A growing sense of disenchantment
After apartheid, a fundamental question on the minds of South African minority groups (mostly Indian and white) has been whether to stay or to leave.
Research reveals that the majority of South Africa’s skilled population has considered emigrating since 1994, and that amongst Indians, the widespread urge to emigrate is a result of a growing sense of disillusionment, fear, and lack of faith in the country.
While material lifestyle is certainly a motivating factor in the brain-drain phenomenon luring South African Indians to more lucrative pastures abroad, it accounts for only a small reason why they leave, with social factors being the primary driver of emigration. The two most often cited reasons are crime and affirmative action.
Apartheid’s segregation of the races had insulated Indians to their own so-called ‘Indian areas.’ However, with the dismantling of segregation, people were free to live where they chose which resulted in an influx of other race groups that drove up crime in these areas.

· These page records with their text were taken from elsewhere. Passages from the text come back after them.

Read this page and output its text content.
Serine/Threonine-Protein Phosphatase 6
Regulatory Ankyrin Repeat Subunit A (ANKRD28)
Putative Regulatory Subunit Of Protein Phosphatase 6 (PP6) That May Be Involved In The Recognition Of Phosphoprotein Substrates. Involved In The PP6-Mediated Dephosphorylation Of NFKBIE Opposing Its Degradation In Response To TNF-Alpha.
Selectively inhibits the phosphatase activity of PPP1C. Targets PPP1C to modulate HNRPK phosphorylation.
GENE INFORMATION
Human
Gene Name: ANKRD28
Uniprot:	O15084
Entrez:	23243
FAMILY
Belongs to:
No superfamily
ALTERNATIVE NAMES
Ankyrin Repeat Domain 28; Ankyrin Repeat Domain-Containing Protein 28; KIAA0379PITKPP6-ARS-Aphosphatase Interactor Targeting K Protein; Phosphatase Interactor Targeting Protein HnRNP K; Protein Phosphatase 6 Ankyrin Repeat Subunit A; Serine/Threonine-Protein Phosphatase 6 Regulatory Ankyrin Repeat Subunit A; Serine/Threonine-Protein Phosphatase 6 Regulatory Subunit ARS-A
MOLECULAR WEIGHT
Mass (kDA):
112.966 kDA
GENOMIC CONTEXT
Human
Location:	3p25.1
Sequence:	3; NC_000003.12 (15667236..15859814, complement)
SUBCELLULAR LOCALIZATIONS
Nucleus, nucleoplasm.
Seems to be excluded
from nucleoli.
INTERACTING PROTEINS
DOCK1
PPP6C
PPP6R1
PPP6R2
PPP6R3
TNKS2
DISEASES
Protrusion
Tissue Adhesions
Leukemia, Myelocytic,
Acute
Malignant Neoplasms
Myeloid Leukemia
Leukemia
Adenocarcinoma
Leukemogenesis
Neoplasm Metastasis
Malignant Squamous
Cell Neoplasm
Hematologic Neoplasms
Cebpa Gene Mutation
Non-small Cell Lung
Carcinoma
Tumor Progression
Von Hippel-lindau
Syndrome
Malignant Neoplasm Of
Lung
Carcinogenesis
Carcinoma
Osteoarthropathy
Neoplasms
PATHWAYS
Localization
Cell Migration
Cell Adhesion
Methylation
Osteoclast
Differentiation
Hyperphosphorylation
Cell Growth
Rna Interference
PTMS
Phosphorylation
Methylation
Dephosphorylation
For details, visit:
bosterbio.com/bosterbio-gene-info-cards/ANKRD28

While apartheid was an unjustifiable evil and had to go, many Indians felt that they had a better quality of life under apartheid. In 2002, the Chicago Tribune cited a survey conducted by the Institute of Democracy, in which the majority of South Africans looked back on the apartheid era with nostalgia and said they believed the country was run better then.
In an article on the experiences of Indian South Africans, Praveena Singh-Kaw wrote, “When the call for freedom came, Indians whole-heartedly joined in the fight. The cause was just and the time was right. Many Indians lost their lives in the apartheid struggle, many more were tortured and imprisoned. Yet today under the rule Indians fought so hard to achieve, they are being massacred on a weekly basis. Action needs to be taken or the entire Indian population faces extinction. As an Indian South African, and one who has participated in the Struggle for Freedom, I am appalled that I have to consider that life under the apartheid regime, while not optimal, was preferable to life in the new South Africa. I wonder what has become of the Indian politicians and the African National Congress activists who championed the fight for a free South Africa. Are they indifferent to the cries of Indian South Africans or have the Indians in South Africa fulfilled their role and are now dispensable?”

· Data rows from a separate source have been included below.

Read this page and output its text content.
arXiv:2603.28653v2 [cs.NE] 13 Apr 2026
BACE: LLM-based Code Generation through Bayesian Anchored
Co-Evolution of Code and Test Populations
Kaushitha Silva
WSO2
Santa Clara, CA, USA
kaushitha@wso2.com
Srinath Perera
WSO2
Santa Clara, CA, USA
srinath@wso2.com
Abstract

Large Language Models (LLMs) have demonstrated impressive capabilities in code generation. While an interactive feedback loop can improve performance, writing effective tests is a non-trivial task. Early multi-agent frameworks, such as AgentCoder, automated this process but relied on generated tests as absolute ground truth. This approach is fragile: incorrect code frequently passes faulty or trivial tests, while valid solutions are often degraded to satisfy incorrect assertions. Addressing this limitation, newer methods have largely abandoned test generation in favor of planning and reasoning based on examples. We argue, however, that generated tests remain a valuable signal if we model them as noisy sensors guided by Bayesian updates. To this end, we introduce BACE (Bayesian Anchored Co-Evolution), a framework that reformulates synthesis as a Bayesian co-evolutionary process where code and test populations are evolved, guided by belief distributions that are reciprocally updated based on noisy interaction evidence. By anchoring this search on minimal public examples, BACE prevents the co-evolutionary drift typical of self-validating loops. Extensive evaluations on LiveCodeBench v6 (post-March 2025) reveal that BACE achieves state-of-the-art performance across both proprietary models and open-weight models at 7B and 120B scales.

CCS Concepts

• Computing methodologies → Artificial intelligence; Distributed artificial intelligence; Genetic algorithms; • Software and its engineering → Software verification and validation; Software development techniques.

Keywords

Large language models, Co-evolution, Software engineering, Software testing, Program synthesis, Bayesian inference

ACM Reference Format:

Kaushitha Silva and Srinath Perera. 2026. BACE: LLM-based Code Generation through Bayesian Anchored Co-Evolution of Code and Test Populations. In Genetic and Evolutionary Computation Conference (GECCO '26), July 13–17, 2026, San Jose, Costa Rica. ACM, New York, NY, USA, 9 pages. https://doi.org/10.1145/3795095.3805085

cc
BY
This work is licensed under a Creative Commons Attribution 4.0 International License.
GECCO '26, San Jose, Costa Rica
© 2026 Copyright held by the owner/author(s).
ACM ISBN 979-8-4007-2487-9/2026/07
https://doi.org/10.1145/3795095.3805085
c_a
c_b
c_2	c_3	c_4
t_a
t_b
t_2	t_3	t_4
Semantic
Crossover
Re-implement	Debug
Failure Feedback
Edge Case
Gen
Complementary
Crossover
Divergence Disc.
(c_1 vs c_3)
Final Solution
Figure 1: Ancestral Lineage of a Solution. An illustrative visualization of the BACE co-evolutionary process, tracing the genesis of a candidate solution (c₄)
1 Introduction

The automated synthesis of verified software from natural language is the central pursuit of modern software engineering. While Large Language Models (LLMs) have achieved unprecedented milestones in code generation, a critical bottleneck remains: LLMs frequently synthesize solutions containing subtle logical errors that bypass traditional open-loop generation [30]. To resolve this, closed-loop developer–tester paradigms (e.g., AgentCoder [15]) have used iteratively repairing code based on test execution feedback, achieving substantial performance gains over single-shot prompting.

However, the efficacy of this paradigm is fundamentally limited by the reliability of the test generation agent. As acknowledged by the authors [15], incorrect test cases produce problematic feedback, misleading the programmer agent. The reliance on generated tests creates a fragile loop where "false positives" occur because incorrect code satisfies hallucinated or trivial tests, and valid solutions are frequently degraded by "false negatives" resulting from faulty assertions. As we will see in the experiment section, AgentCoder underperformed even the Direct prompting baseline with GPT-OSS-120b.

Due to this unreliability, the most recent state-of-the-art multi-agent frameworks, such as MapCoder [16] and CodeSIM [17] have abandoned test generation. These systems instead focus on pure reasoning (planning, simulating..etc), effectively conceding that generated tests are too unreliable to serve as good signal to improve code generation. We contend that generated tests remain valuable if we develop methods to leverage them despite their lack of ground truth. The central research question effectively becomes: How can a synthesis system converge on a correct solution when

While the dismantling of apartheid liberated the Indians of South Africa, giving them more choices in life than their forefathers had dreamt of, conditions under the new rule have also made them prisoners in their own homes, cowering for fear that they may be robbed, assaulted, or even murdered at any time. Indian homes barricaded behind increasing layers of security, with panic alarms, guard dogs, and patrol groups are a common sight.
Gandhi Square in Johannesburg.
Eighteen years after apartheid was abolished, Indians are disappointed that South Africa has not lived up to its promise of racial equality and harmony. Who knows what the future holds for Indians in South Africa? Mahatma Gandhi had said: “The spirit of democracy is not a mechanical thing to be adjusted by the abolition of forms. It requires change of heart.” By that token, the dismantling of the apartheid laws in itself cannot eliminate racial tensions and inequalities, and unite the different race groups under a truly democratic South Africa, until the people themselves support that change.

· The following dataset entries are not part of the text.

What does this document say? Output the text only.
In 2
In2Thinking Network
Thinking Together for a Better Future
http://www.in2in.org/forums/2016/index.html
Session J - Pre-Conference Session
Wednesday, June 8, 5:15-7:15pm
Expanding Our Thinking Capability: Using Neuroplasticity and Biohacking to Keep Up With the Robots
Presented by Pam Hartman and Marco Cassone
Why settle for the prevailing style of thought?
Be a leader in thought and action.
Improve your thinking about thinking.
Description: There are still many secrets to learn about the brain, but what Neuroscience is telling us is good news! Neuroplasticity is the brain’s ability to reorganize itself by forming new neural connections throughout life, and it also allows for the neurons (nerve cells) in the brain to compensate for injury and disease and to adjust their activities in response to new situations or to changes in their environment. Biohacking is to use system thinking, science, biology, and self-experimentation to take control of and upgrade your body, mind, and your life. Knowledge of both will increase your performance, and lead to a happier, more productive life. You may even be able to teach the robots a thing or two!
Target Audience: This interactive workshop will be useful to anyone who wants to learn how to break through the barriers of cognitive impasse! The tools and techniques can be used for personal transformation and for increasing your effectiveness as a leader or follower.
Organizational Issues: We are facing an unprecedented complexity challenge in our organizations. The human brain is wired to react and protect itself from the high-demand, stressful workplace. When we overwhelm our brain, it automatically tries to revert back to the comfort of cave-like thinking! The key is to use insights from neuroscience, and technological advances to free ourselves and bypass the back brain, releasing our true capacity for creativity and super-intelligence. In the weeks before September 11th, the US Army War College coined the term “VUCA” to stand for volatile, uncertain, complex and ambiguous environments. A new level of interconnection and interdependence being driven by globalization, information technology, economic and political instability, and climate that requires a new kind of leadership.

Although Indians in South Africa have made significant progress since their forefathers arrived in the country as indentured laborers, their struggle for equality is far from over. According to T.G. Ramamurthi, author of the book Apartheid and Indian South Africans, “Ethnic Indians in South Africa were never a people, but have always been a ‘problem’, a ‘question,’ or an ‘issue.’”
Indians in South Africa seem to acknowledge that analysis with sadness as they contemplate the question that looms before them—can they not call this land home anymore?
Archana Shah is a South African Indian who is now settled in the United States.